The Cordoaria Nacional was a former naval rope-making factory in Belém, Lisbon District, Portugal. It now functions as an exhibition centre.

==History==
The building of the factory, created by an order of the Marquis of Pombal made in 1771, was completed in 1779, probably to the design of the architect Reinaldo Manuel dos Santos. However, rope making was believed to have been started at this location in 1775 in the open air. The building, which extends parallel to the River Tagus, was intended for the production of sisal ropes, cables, sails and other equipment for the Portuguese Navy and other ships. Architecturally it is practically devoid of decoration but it is still considered as an outstanding example of eighteenth century industrial architecture. Its location, next to the river, facilitated supply to vessels based in or visiting Lisbon.

The factory consisted of two parallel buildings of 353.30 meters, the length being necessitated by the cable and rope production process. The building to the south was used for the twisting of ropes to make different types of cables, while that to the north was used for spinning of linen for sails, flags and other nautical equipment. All work was undertaken by hand, with the assistance of hand-operated machines. Workers included blind people, war veterans and even prisoners. The Cordoaria Nacional was responsible for producing the first examples of the current Portuguese national flag, unfurled in public for the first time at the National Flag Festival held on 1 December 1910.
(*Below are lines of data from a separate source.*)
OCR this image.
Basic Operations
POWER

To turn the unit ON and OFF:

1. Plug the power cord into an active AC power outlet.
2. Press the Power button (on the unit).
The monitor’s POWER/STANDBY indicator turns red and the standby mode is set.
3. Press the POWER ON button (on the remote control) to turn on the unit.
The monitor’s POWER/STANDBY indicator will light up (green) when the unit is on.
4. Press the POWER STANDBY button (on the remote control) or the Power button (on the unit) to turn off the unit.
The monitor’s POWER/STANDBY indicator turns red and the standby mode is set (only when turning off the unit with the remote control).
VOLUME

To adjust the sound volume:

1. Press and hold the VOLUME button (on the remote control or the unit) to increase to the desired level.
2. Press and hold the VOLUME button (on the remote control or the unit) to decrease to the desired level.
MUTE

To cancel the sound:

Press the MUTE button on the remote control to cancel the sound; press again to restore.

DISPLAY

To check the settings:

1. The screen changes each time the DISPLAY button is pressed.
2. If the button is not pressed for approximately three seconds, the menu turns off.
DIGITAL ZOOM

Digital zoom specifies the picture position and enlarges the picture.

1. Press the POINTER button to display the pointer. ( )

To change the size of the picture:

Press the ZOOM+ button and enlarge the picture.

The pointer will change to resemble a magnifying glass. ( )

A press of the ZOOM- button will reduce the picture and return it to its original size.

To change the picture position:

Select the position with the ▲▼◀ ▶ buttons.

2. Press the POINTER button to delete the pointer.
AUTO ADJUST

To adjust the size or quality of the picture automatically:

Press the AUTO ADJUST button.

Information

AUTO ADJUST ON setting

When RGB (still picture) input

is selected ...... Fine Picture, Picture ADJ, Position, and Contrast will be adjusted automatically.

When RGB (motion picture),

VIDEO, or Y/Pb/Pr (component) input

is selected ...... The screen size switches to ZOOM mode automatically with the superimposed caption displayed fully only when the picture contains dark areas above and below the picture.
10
The building has been subject to several changes as a result of fires in the nineteenth and twentieth centuries and the restructuring necessary to convert it to a museum, as well as by the opening of a road and railway between it and the river, It ceased to function as a factory only in 1998 and is now used as a space for rotating exhibitions.

==Exhibitions==
- Body Worlds: Animal Inside Out - Part of Gunther von Hagens's Body Worlds exhibitions, this exhibition, which was held in 2018, showcased a series of plastinated animal sculptures, including a gorilla, a giraffe, an asian elephant, an ostrich, a bactrian camel, a reindeer, a brown bear, a horse, a cow, a bull, a yak, a cheetah, a baboon, an octopus, a squid, a mako shark, a great white shark holding a sea lion in his mouth, a sheep, a goat, a rabbit, a chicken, a crocodile, a dog, a lion pouncing on an oryx from behind, and many others.